Nonostante la repressione dei partiti di opposizione e la limitazione della libertà di stampa, la figura di Sankara rimase (e rimane) estremamente popolare in Burkina Faso e in altri paesi africani, tanto per la sua austerità e il contrasto del culto della personalità – rifiutò di far appendere la propria immagine negli edifici pubblici – quanto per le sue posizioni panafricaniste e di opposizione al neocolonialismo. “Se il Burkina Faso da solo rifiuta di pagare il debito verso i paesi occidentali, non sarò qui alla prossima conferenza!”, affermò in un discorso all’Organizzazione per l’unità africana tenuto circa tre mesi prima di essere assassinato.

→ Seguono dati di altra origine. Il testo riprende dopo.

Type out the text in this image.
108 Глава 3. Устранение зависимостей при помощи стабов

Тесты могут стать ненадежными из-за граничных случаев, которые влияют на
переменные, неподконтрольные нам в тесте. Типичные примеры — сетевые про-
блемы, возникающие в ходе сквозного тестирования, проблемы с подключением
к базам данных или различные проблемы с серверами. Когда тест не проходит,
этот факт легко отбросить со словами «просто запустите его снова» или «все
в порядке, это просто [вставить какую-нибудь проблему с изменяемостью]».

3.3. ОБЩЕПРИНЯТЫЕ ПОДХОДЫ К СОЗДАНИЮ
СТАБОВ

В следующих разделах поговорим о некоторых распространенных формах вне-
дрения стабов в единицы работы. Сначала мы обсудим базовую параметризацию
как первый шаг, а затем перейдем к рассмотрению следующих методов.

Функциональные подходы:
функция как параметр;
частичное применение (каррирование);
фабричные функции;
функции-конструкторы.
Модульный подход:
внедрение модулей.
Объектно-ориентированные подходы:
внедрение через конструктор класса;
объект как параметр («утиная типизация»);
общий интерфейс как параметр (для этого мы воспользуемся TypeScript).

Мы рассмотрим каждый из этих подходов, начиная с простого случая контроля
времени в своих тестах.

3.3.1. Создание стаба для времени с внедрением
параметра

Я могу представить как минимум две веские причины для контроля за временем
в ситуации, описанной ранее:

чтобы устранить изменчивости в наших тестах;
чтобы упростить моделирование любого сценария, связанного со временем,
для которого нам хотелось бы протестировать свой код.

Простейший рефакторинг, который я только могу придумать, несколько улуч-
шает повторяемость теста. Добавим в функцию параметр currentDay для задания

“Per il Burkina Faso e anche per il resto dell’Africa, Sankara è stato un salvatore”. A parlare è Eddy Traoré, tesoriere della Federazione delle associazioni burkinabé in Italia e segretario di un’associazione di burkinabé a Torino, nonché rappresentante in Italia del Mémorial Thomas Sankara, rete mondiale che mira a costruire e arricchire la memoria storica del leader. “Parlare di lui, a tratti, è come parlare di Gesù per un cristiano: ha portato un messaggio molto forte, che a suo tempo non tutti hanno creduto, ma con il tempo tutti hanno capito che era l’unica strada per la salvezza. Lui non c’è, ma il suo messaggio vive ancora”.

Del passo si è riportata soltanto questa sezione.